The USCCB, meantime, does offer these guidelines, for other Sundays in Lent:
Reading the Gospel in parts (by several readers) is restricted to the reading of the Passion of the Lord on Palm Sunday and Good Friday, and is not permitted on Sundays during Lent. This is made clear in the GIRM, paragraph 109:
109. If there are several persons present who are able to exercise the same ministry, nothing forbids their distributing among themselves and performing different parts of the same ministry or duty. For example, one deacon may be assigned to take the sung parts, another to serve at the altar; if there are several readings, it is well to distribute them among a number of lectors. The same applies for the other ministries.

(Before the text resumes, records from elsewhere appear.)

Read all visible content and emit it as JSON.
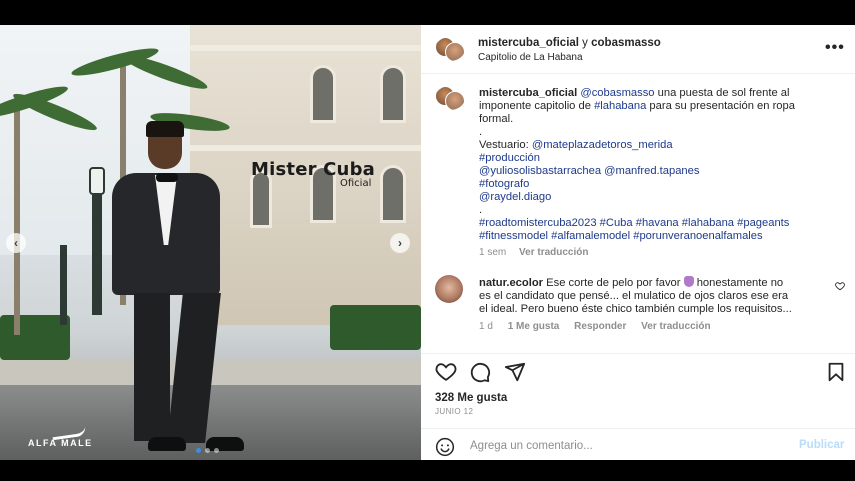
{
  "post": {
    "photo": {
      "overlay_title": "Mister Cuba",
      "overlay_subtitle": "Oficial",
      "brand": "ALFA MALE",
      "slides": 3,
      "current_slide": 1
    },
    "header": {
      "user_main": "mistercuba_oficial",
      "user_join": " y ",
      "user_collab": "cobasmasso",
      "location": "Capitolio de La Habana",
      "more_icon": "more-horizontal-icon"
    },
    "caption": {
      "username": "mistercuba_oficial",
      "mention": "@cobasmasso",
      "text_1": " una puesta de sol frente al",
      "text_2a": "imponente capitolio de ",
      "hashtag_habana": "#lahabana",
      "text_2b": " para su presentación en ropa",
      "text_3": "formal.",
      "dot_1": ".",
      "vestuario_label": "Vestuario: ",
      "vestuario_mention": "@mateplazadetoros_merida",
      "produccion": "#producción",
      "prod_mention_1": "@yuliosolisbastarrachea",
      "prod_mention_2": "@manfred.tapanes",
      "fotografo": "#fotografo",
      "photo_mention": "@raydel.diago",
      "dot_2": ".",
      "tags_1": "#roadtomistercuba2023 #Cuba #havana #lahabana #pageants",
      "tags_2": "#fitnessmodel #alfamalemodel #porunveranoenalfamales",
      "time": "1 sem",
      "translate": "Ver traducción"
    },
    "comment": {
      "username": "natur.ecolor",
      "line_1a": " Ese corte de pelo por favor ",
      "line_1b": "  honestamente no",
      "line_2": "es el candidato que pensé... el mulatico de ojos claros ese era",
      "line_3": "el ideal. Pero bueno éste chico también cumple los requisitos...",
      "time": "1 d",
      "likes": "1 Me gusta",
      "reply": "Responder",
      "translate": "Ver traducción"
    },
    "actions": {
      "like_icon": "heart-icon",
      "comment_icon": "comment-icon",
      "share_icon": "send-icon",
      "save_icon": "bookmark-icon"
    },
    "likes": "328 Me gusta",
    "date": "JUNIO 12",
    "add_comment": {
      "placeholder": "Agrega un comentario...",
      "publish": "Publicar"
    }
  }
}
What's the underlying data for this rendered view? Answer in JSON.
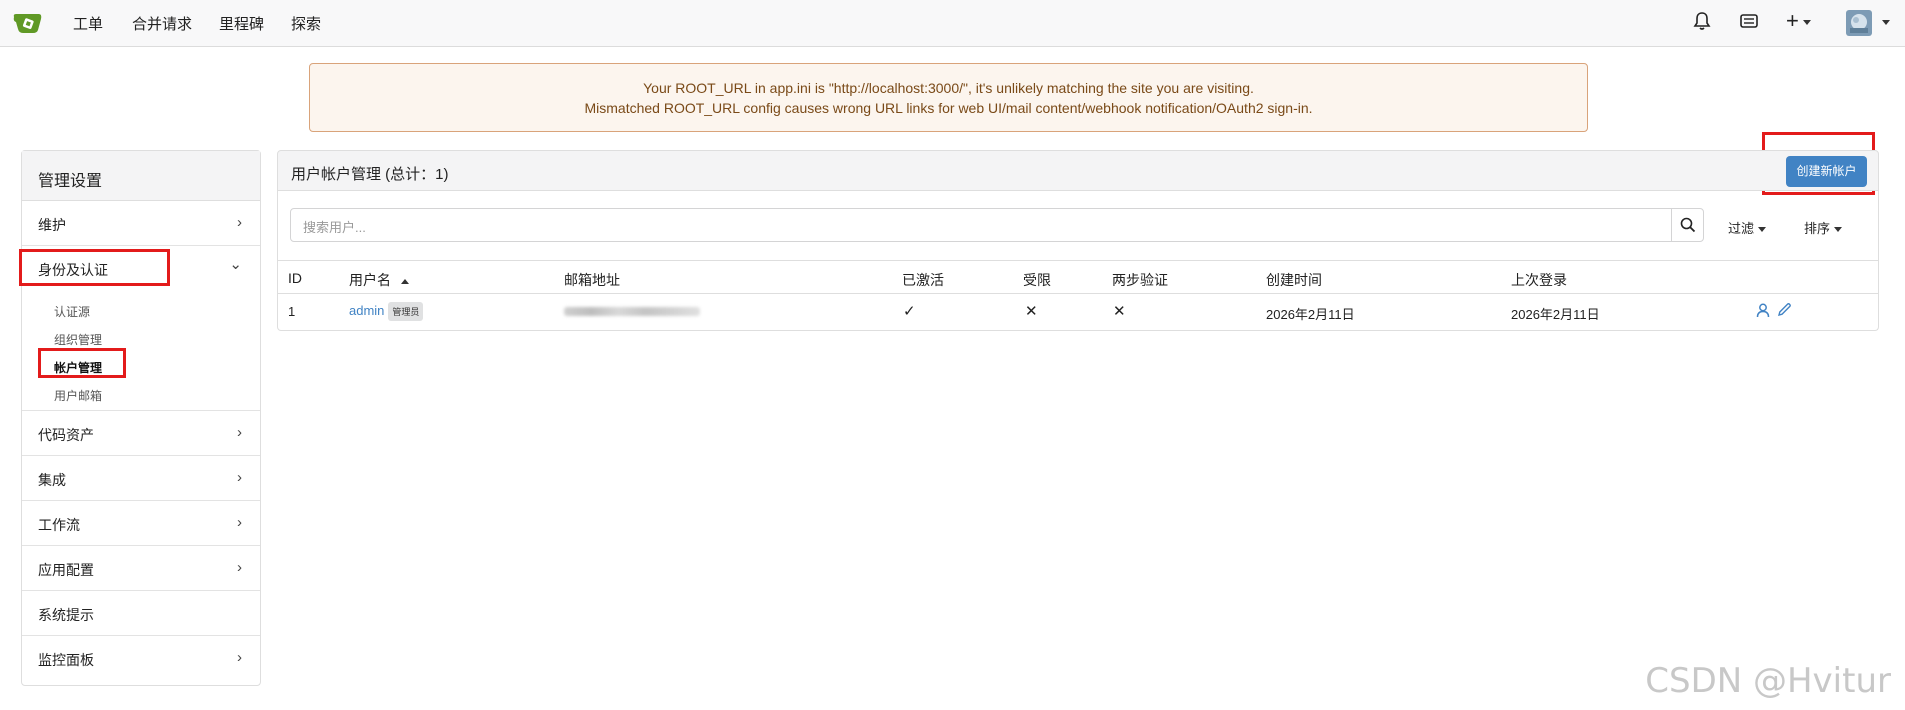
{
  "nav": {
    "items": [
      "工单",
      "合并请求",
      "里程碑",
      "探索"
    ],
    "plus": "+"
  },
  "banner": {
    "line1": "Your ROOT_URL in app.ini is \"http://localhost:3000/\", it's unlikely matching the site you are visiting.",
    "line2": "Mismatched ROOT_URL config causes wrong URL links for web UI/mail content/webhook notification/OAuth2 sign-in."
  },
  "sidebar": {
    "title": "管理设置",
    "items": [
      {
        "label": "维护",
        "chevron": "›"
      },
      {
        "label": "身份及认证",
        "chevron": "⌄",
        "sub": [
          "认证源",
          "组织管理",
          "帐户管理",
          "用户邮箱"
        ]
      },
      {
        "label": "代码资产",
        "chevron": "›"
      },
      {
        "label": "集成",
        "chevron": "›"
      },
      {
        "label": "工作流",
        "chevron": "›"
      },
      {
        "label": "应用配置",
        "chevron": "›"
      },
      {
        "label": "系统提示",
        "chevron": ""
      },
      {
        "label": "监控面板",
        "chevron": "›"
      }
    ]
  },
  "panel": {
    "title": "用户帐户管理 (总计：1)",
    "create_label": "创建新帐户",
    "search_placeholder": "搜索用户...",
    "filter_label": "过滤",
    "sort_label": "排序"
  },
  "table": {
    "columns": [
      "ID",
      "用户名",
      "邮箱地址",
      "已激活",
      "受限",
      "两步验证",
      "创建时间",
      "上次登录"
    ],
    "rows": [
      {
        "id": "1",
        "username": "admin",
        "badge": "管理员",
        "activated": "✓",
        "restricted": "✕",
        "two_factor": "✕",
        "created": "2026年2月11日",
        "last_login": "2026年2月11日"
      }
    ]
  },
  "watermark": "CSDN @Hvitur"
}
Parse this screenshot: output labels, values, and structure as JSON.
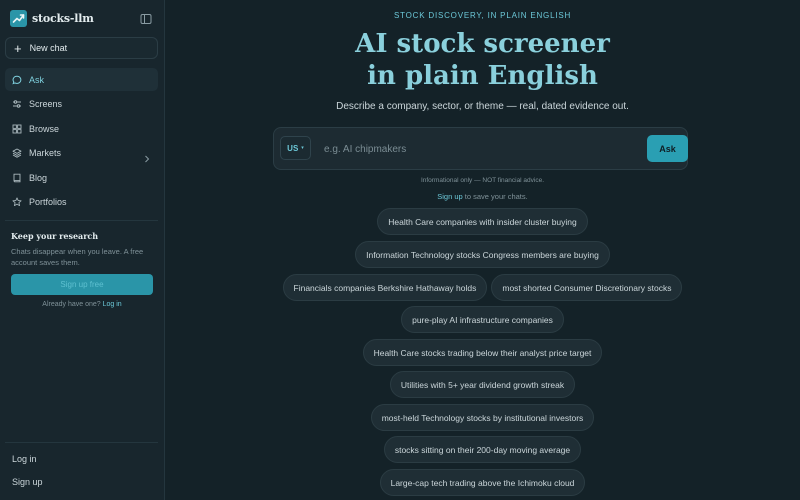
{
  "sidebar": {
    "brand": {
      "name": "stocks-llm",
      "logo_icon": "trend-up-icon",
      "accent": "#2a95a8"
    },
    "collapse_icon": "sidebar-toggle-icon",
    "new_chat": {
      "icon": "plus-icon",
      "label": "New chat"
    },
    "nav": [
      {
        "id": "ask",
        "icon": "chat-bubble-icon",
        "label": "Ask",
        "active": true
      },
      {
        "id": "screens",
        "icon": "sliders-icon",
        "label": "Screens",
        "active": false
      },
      {
        "id": "browse",
        "icon": "grid-icon",
        "label": "Browse",
        "active": false
      },
      {
        "id": "markets",
        "icon": "layers-icon",
        "label": "Markets",
        "active": false,
        "has_submenu": true
      },
      {
        "id": "blog",
        "icon": "book-icon",
        "label": "Blog",
        "active": false
      },
      {
        "id": "portfolios",
        "icon": "star-icon",
        "label": "Portfolios",
        "active": false
      }
    ],
    "research": {
      "title": "Keep your research",
      "text": "Chats disappear when you leave. A free account saves them.",
      "signup_button": "Sign up free",
      "have_account": "Already have one?",
      "login_link": "Log in"
    },
    "bottom": {
      "login": "Log in",
      "signup": "Sign up"
    }
  },
  "main": {
    "eyebrow": "Stock discovery, in plain English",
    "title_line1": "AI stock screener",
    "title_line2": "in plain English",
    "subtitle": "Describe a company, sector, or theme — real, dated evidence out.",
    "search": {
      "country": "US",
      "placeholder": "e.g. AI chipmakers",
      "value": "",
      "ask_label": "Ask",
      "accent": "#2a9fb3"
    },
    "disclaimer": "Informational only — NOT financial advice.",
    "signup_note": {
      "link": "Sign up",
      "text": " to save your chats."
    },
    "suggestion_rows": [
      [
        "Health Care companies with insider cluster buying"
      ],
      [
        "Information Technology stocks Congress members are buying"
      ],
      [
        "Financials companies Berkshire Hathaway holds",
        "most shorted Consumer Discretionary stocks"
      ],
      [
        "pure-play AI infrastructure companies"
      ],
      [
        "Health Care stocks trading below their analyst price target"
      ],
      [
        "Utilities with 5+ year dividend growth streak"
      ],
      [
        "most-held Technology stocks by institutional investors"
      ],
      [
        "stocks sitting on their 200-day moving average"
      ],
      [
        "Large-cap tech trading above the Ichimoku cloud"
      ]
    ]
  }
}
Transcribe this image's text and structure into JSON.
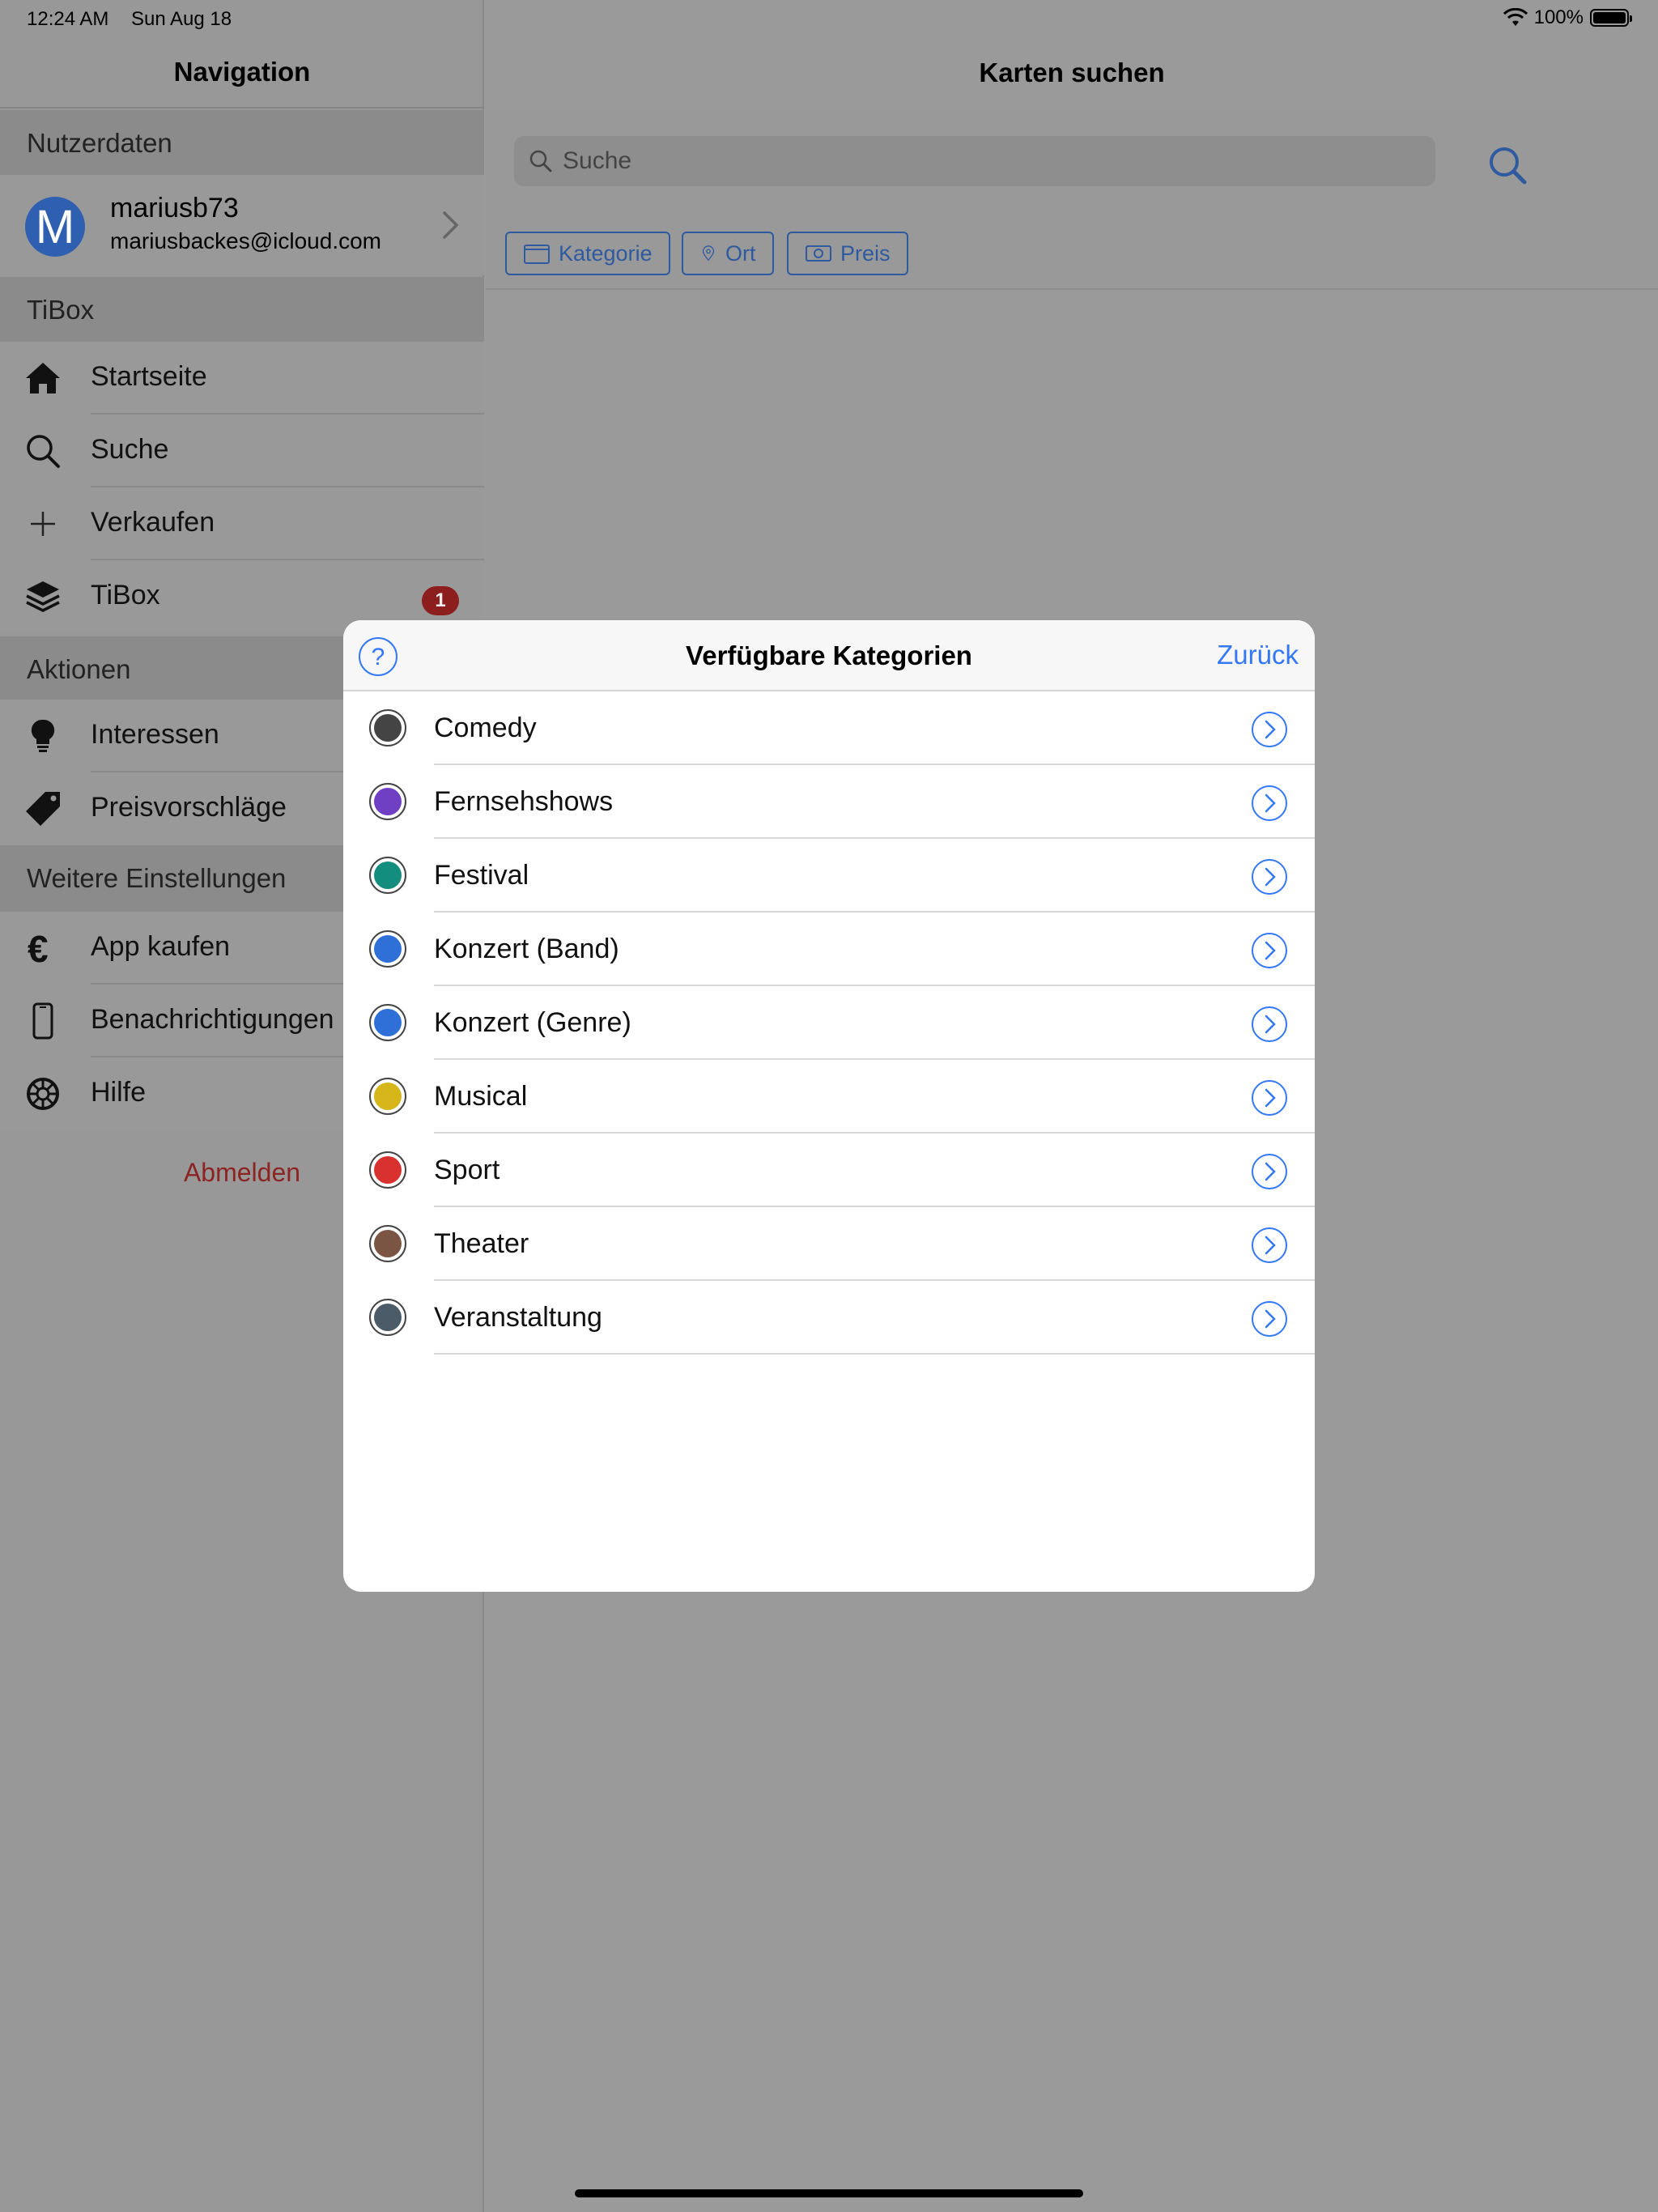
{
  "status": {
    "time": "12:24 AM",
    "date": "Sun Aug 18",
    "battery": "100%"
  },
  "sidebar": {
    "title": "Navigation",
    "sections": {
      "user": "Nutzerdaten",
      "tibox": "TiBox",
      "actions": "Aktionen",
      "settings": "Weitere Einstellungen"
    },
    "user": {
      "initial": "M",
      "name": "mariusb73",
      "email": "mariusbackes@icloud.com"
    },
    "items": [
      {
        "label": "Startseite",
        "icon": "home-icon"
      },
      {
        "label": "Suche",
        "icon": "search-icon"
      },
      {
        "label": "Verkaufen",
        "icon": "plus-icon"
      },
      {
        "label": "TiBox",
        "icon": "layers-icon",
        "badge": "1"
      },
      {
        "label": "Interessen",
        "icon": "lightbulb-icon"
      },
      {
        "label": "Preisvorschläge",
        "icon": "price-tag-icon"
      },
      {
        "label": "App kaufen",
        "icon": "euro-icon"
      },
      {
        "label": "Benachrichtigungen",
        "icon": "phone-icon"
      },
      {
        "label": "Hilfe",
        "icon": "help-wheel-icon"
      }
    ],
    "logout": "Abmelden"
  },
  "main": {
    "title": "Karten suchen",
    "search_placeholder": "Suche",
    "filters": [
      {
        "label": "Kategorie",
        "icon": "folder-icon"
      },
      {
        "label": "Ort",
        "icon": "location-pin-icon"
      },
      {
        "label": "Preis",
        "icon": "money-icon"
      }
    ]
  },
  "modal": {
    "title": "Verfügbare Kategorien",
    "back": "Zurück",
    "categories": [
      {
        "label": "Comedy",
        "color": "#444444"
      },
      {
        "label": "Fernsehshows",
        "color": "#6f3fc4"
      },
      {
        "label": "Festival",
        "color": "#138d7e"
      },
      {
        "label": "Konzert (Band)",
        "color": "#2f6fd8"
      },
      {
        "label": "Konzert (Genre)",
        "color": "#2f6fd8"
      },
      {
        "label": "Musical",
        "color": "#d6b61a"
      },
      {
        "label": "Sport",
        "color": "#d93030"
      },
      {
        "label": "Theater",
        "color": "#7a5544"
      },
      {
        "label": "Veranstaltung",
        "color": "#4b5c68"
      }
    ]
  },
  "colors": {
    "accent": "#3478f6",
    "logout": "#8c2424",
    "badge": "#8c1e1e"
  }
}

But it is not at all appropriate that several persons divide a single element of the celebration among themselves, e.g., that the same reading be proclaimed by two lectors, one after the other, except as far as the Passion of the Lord is concerned. (Emphasis added.)
This is emphasized also in the 2002 commentary, “The Theological Vision of Sacrosanctum Concilium and the Roman Missal” (Liturgy of the Word – How is this enfleshed in the GIRM), also on the USCCB web site,which says:
The division of any readings into parts, except for the Passion, is prohibited by the new Instruction [ref GIRM] (109).
So now you know.
For as long as I can remember, wherever I’ve marked Good Friday or Palm Sunday, it’s always been done with the congregation joining in as the crowd.
Good luck getting your parish to change this.